Advertisement

Celebration of a Master Architect

Share

The temptation is to use the engrossing exhibit here celebrating the centennial of the birth of Mies van der Rohe as another volley in the continuing conflict between the modern and post-modern movements in architecture.

After all, Mies, with Frank Lloyd Wright and Le Corbusier, was one of the three great architects of the modern movement and perhaps its most influential. Certainly his serene glass towers set the style for the burgeoning cities of the last half century.

And it was Mies’ aphorism that “less is more” and the poor copies by lesser talents of his designs that in large part set the stage for the post-modern movement. Its proponents declared that “less is a bore” and gave form to a few marvelously playful structures cluttered with historical references and, unfortunately, many more strained efforts.

Advertisement

Just as Mies and the modern movement had its panderers and plagiarists, so does the post-modern movement. Our cityscapes and suburban sprawls are cluttered with them.

“At the beginning of the ‘60s, it was clear that a reaction to many of the ideas and methods of modern architecture--and above all to the pervasive influence of Mies--was already under way,” writes Arthur Drexler in the brochure accompanying the exhibit at the Museum of Modern Art here.

“Today, post-modern architecture is a new fact; it attempts to deal with problems concerning our attitudes toward history, and may yet generate work of importance,” adds Drexler, who, as the director of the museum’s department of architecture and design, organized the exhibit. “Nevertheless, post-modernism’s penchant for architectural jokes must co-exist with the Miesian view of architecture as an Olympian challenge to the rational mind.”

But the exhibit is much more than a debate between two architectural movements. With its 450 drawings of 92 buildings and projects, some of which have never been displayed before, the exhibit is a celebration of an architect and of architecture itself.

Of all the aphorisms associated with Mies, Drexler adds the one he feels bests sums up Mies’ attitude toward himself, his work and his time: “I don’t want to be interesting. I want to be good.”

As the exhibit reveals, Mies was more than good and more than interesting. He was indeed a master, searching as he did for the essence of design, which is structure, and expressing it in a minimalist style that is pure poetry. His sketches, displayed in all their richness, are lyrical, as are many of his creations, from a simple chair to a complex high-rise.

Advertisement

While best-known in the United States for his pioneering towers, including the elegant Seagram Building in New York City and the rational Lake Shore apartment houses in Chicago, Mies’ genius is best illustrated at the exhibit by his domestic architecture. His earlier works, flowering in the sublime Barcelona Pavilion of 1929, display a budding ability of reductive design that takes the complicated and makes it simple.

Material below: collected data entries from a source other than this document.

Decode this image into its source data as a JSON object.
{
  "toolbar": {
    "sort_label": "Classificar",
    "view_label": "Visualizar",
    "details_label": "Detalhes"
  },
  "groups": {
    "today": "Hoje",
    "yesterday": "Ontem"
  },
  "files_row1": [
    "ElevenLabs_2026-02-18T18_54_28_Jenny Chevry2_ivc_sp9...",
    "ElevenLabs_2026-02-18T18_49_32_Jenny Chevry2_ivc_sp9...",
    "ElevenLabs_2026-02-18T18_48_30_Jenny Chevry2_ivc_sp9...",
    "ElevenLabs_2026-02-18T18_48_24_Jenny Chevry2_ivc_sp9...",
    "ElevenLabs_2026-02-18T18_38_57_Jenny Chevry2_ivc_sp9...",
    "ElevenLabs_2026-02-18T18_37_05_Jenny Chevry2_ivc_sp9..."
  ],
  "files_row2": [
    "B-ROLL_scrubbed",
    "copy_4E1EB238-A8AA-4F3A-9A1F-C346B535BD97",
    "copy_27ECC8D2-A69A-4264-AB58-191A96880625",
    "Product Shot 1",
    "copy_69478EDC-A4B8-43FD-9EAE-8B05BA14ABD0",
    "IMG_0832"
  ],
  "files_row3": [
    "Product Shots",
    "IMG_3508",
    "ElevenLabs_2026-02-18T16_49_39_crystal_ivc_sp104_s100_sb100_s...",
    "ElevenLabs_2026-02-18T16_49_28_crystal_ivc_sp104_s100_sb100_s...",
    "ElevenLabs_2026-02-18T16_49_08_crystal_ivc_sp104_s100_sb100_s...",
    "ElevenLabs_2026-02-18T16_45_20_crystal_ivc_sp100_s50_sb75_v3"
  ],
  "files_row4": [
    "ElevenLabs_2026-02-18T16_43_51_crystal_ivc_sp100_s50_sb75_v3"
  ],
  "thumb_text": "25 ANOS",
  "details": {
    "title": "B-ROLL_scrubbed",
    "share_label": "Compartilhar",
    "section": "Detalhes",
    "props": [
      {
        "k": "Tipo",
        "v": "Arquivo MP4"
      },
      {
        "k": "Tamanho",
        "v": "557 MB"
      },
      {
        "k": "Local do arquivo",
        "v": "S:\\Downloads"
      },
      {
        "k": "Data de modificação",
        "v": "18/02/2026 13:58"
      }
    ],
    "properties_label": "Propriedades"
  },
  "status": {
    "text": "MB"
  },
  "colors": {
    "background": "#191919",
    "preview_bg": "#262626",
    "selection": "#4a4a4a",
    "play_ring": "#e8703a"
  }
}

Walking through the exhibit with its glittering displays of Mies’ steel-and-glass creations, with their sublime spaces, provoked thoughts of some similar efforts in residential design in Los Angeles by a host of modern masters. These include R. M. Schindler, Richard Neutra, Harwell Hamilton Harris, Gregory Ain, Raphael Soriano, Pierre Koenig, Carl Maston, Quincy Jones, John Lautner, Craig Ellwood, Charles Eames and Ray Kappe.

It also brought to mind an aphorism of Irving Gill, an earlier supreme talent in Southern California, who in search of an appropriate style for the area commented, “dare be simple.”

Apparently it is a dare few of our local firebrand architects centered in Venice care to risk, as did the modern masters. When trying to be simple it is difficult to hide the inappropriate and banal. Assuming one has a gullible or compliant client, it is much easier to take the simple and make it complicated.

This devious design process also tends to mark such practitioners as being different, a cloak they wear with a flourish, expecting that it alone should prompt indiscriminate publicity and praise.

So we have a rash of architects and mimics rationalizing their irrational structures, noting how elements and uses express themselves, while “talking” to one another and the surrounding context. What talk there is is between the architects, congratulating each other while castigating those who might take exception to their strained structures.

Advertisement

A problem is that the language of their buildings is a constructivist mumble in which materials and geometry are perverted. Viewing the concoctions at arm’s length, they do not seem to work, not as art or architecture, and certainly not as poetry.

Compared to the works of Mies, as well of the host of local architects who have struggled with the intellectual and aesthetic demands of the modern idiom, they pale even as passing fancies. The shock of the new may make them interesting, but not necessarily good.

At best they are engaging experiments to titillate architecture students, fawning peers, impressionable critics, and editors of professional publications desperate to be trendy or to fulfill some parochial (usually Eastern or British), preconceived view of a spaced-out L. A. design community.

The exhibit will run in New York through April 14, and then move on to Chicago, West Berlin and, eventually, Barcelona, Spain. It, unfortunately, will not be seen in Los Angeles, where local architecture students as well as architects could use the lessons the exhibit offers.